|Masood Hadi, - OHIO STATE UNVERSITY|
|Finer J J, - OHIO STATE UNIVERSITY|
Submitted to: Plant Cell Reports
Publication Type: Peer Reviewed Journal
Publication Acceptance Date: September 14, 1995
Publication Date: N/A
Interpretive Summary: Particle bombardment, the method of introducing DNA into cells by propelling DNA-coated particles through the cell wall, is rapidly becoming the method of choice for introducing DNA into cells of crop plants to develop varieties with novel traits. One of the major limiting factors for using this technology is the lack of understanding of the nature of DNA integration events. This study demonstrated that multiple plasmids, small circular DNA molecules, can be simultaneously introduced into plant cells with no preferential incorporation. Most of the integration events occurred by plasmid-to-plasmid fusion. The results of this study indicate that it is feasible to introduce multiple genes on separate plasmids as a single-step process for efficient production of genetically engineered plants with multiple modified traits.

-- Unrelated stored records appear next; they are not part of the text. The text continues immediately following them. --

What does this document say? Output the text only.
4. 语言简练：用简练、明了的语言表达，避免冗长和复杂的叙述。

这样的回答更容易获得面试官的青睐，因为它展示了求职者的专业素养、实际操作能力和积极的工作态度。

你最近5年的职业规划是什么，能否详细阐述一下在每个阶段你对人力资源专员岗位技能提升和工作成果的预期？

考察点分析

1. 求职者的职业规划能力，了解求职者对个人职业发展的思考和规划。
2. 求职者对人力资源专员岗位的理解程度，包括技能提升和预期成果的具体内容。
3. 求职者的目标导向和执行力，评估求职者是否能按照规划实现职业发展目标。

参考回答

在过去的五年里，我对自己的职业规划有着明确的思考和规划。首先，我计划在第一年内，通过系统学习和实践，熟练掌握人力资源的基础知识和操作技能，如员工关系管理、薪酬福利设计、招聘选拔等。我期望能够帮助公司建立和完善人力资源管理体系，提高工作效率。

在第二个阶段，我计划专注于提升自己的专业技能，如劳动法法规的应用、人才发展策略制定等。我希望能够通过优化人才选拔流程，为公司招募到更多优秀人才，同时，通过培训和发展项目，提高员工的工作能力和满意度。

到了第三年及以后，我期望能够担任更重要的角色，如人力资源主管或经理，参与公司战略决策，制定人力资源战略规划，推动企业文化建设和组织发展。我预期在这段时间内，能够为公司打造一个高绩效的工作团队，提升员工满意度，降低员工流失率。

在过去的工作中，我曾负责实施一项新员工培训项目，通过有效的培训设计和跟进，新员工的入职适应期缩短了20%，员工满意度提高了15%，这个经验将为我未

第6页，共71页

Technical Abstract: Particle bombardment offers a simple method for the introduction of DNA into plant cells. One of the major limiting factors for using this technology is the lack of understanding of the nature of DNA integration events. Multiple DNA fragments may be introduced on a single plasmid or on separate plasmids (cotransformation). To investigate some of the properties and limits of cotransformation, 12 different plasmids were introduced into embryogenic suspension culture tissue of soybean via particle bombardment. Southern hybridization analysis of 26 hygromycin- resistant embryogenic clones verified the presence of introduced plasmid DNAs. All of the cotransforming plasmids were present in most of the transgenic soybean clones and there was no preferential uptake and integration of any of the plasmids. The copy number of individual plasmids was approximately equal within clones, but highly variable between clones. While some clones contained as few as zero to three copies of each plasmid, other clones contained as many as 10 to 15 copies of each of the 12 different plasmids.